Bennett’s true political base had been proven to be six to 10 seats, and he could be peaking politically too early now that he is getting protest votes.
If Bennett burns out long before the next election, Netanyahu will be able to continue running his traditional right-wing campaign and focusing it against the legal establishment.
A source in the Likud faction said Netanyahu’s meeting with his MKs on Tuesday night was poorly attended. The source said the party is united behind the need to prevent legal injustice, but not behind attacking the legal establishment just in order to help Netanyahu stay out of jail.

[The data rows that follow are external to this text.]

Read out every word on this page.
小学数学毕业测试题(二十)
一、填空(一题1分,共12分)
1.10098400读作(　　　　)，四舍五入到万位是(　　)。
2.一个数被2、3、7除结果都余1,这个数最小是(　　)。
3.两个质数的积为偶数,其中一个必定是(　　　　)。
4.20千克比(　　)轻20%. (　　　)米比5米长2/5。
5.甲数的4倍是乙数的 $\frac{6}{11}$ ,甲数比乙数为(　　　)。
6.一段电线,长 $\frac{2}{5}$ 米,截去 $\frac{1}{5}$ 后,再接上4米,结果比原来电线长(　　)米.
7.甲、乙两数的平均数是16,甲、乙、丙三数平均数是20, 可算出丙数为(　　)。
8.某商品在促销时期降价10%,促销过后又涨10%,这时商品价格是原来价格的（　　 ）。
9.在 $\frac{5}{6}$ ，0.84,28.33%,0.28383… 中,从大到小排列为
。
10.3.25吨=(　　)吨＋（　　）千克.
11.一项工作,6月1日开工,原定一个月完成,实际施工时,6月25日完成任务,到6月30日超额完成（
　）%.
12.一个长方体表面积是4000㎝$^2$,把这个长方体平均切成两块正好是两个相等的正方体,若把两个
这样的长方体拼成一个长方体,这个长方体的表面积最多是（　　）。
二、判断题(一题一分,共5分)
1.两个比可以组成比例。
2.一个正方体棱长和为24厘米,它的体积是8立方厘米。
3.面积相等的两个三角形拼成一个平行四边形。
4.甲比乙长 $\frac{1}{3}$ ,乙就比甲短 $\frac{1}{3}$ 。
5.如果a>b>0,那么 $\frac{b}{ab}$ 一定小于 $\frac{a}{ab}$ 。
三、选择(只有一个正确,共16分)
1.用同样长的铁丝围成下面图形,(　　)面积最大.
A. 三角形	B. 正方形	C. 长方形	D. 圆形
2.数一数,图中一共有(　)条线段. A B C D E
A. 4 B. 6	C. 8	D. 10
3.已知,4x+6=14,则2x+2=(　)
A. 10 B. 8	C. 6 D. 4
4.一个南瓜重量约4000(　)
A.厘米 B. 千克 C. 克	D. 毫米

“We do not speak in one voice on canceling the prime minister’s criminal cases,” the source admitted.
If the Likud is not the monolith it sometimes appears to be, Yesh Atid is revealing more and more fractures that were not previously seen in the well-oiled party that heads the opposition. After Yair Lapid attacked his friend turned rival Ofer Shelah at Monday’s faction meeting, Lapid ignored provocative questions from the media that he would have relished in the past, and the MKs awkwardly tried to ignore the elephant in the room.
Blue and White leader Benny Gantz has also made a point of not speaking so far about what is happening to his former political partners in Yesh Atid. He is also not talking about what is happening in the polls.
“I have never heard Benny speak about Bennett in public or private,” a source close to Gantz said. “The person who should be concerned about Bennett’s meteoric rise is not sitting in the Ministry of Defense. He is sitting [in the Prime Minister’s Residence] on Balfour Street.”